Circulating biomarkers

The BRC has a strong track record of investigating and validating blood-based biomarkers and subsequently in establishing their clinical utility.

Researcher holding a tray of biomarkers

We are pursuing NGS and digital PCR approaches to analyse circulating tumour DNA. In advanced cancers we will use serial blood-based analyses of circulating tumour DNA (ctDNA) to evaluate tumour inter- and intra-patient heterogeneity and study the adaptation of tumours to therapeutic pressure.

We will establish the clinical utility of ctDNA screening for mutation diagnosis in advanced cancer, assessing the potential of ctDNA screening to replace tumour biopsy in contemporaneously acquired tumour biopsies and plasma tumour DNA, and in large randomised clinical trials we will establish the potential of assaying plasma DNA as the sole predictive biomarker.

In early cancer we have demonstrated proof-of-principle that ctDNA can be used to detect minimal residual disease, and we will greatly expand this work with prospective studies to establish the potential of ctDNA analysis in predicting reoccurrence, with the aim of opening up an entirely new approach to patient selection for adjuvant therapy for solid tumours. We have a number of studies funded in this area, for example in lung, breast, prostate and GI cancers.
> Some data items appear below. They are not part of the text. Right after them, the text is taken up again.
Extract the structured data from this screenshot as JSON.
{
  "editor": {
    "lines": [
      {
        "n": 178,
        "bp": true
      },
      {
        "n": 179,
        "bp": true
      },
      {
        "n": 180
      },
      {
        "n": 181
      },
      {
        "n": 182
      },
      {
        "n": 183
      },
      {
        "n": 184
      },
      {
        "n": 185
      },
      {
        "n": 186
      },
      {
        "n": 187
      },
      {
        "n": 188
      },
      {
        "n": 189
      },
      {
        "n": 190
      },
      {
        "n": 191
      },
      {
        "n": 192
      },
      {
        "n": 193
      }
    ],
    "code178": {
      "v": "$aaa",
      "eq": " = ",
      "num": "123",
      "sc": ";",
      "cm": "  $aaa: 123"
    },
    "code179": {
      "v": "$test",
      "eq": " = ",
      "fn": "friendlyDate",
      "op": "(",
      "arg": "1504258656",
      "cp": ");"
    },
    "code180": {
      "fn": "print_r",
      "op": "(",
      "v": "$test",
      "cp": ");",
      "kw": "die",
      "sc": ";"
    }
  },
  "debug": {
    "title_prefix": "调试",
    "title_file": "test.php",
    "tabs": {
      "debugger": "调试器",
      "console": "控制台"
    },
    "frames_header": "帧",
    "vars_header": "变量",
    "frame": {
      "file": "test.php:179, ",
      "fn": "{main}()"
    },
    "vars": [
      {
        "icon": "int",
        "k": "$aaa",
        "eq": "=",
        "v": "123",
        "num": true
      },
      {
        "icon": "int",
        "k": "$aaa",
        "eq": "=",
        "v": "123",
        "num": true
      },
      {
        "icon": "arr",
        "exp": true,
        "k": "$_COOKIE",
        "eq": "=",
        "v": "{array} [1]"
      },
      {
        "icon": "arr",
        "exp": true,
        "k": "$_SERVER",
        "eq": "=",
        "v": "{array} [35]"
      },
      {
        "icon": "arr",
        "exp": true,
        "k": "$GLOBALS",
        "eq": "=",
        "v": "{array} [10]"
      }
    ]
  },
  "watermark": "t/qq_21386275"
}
We have shown that whole-blood mRNA expression profiling provides information on the inflammatory anti-tumour response and thereby patient outcome. We will extend this work to pursue the development of blood-based predictive biomarkers for immunotherapeutic strategies through analyses of pre-treatment and serial post-treatment whole blood expression profiles, including the analysis of exosome RNA profiles.

Overall, we envisage that these blood based biomarkers may serve multiple purposes, serving as prognostic, predictive, pharmacodynamics and potentially intermediate endpoints of clonal disease responses.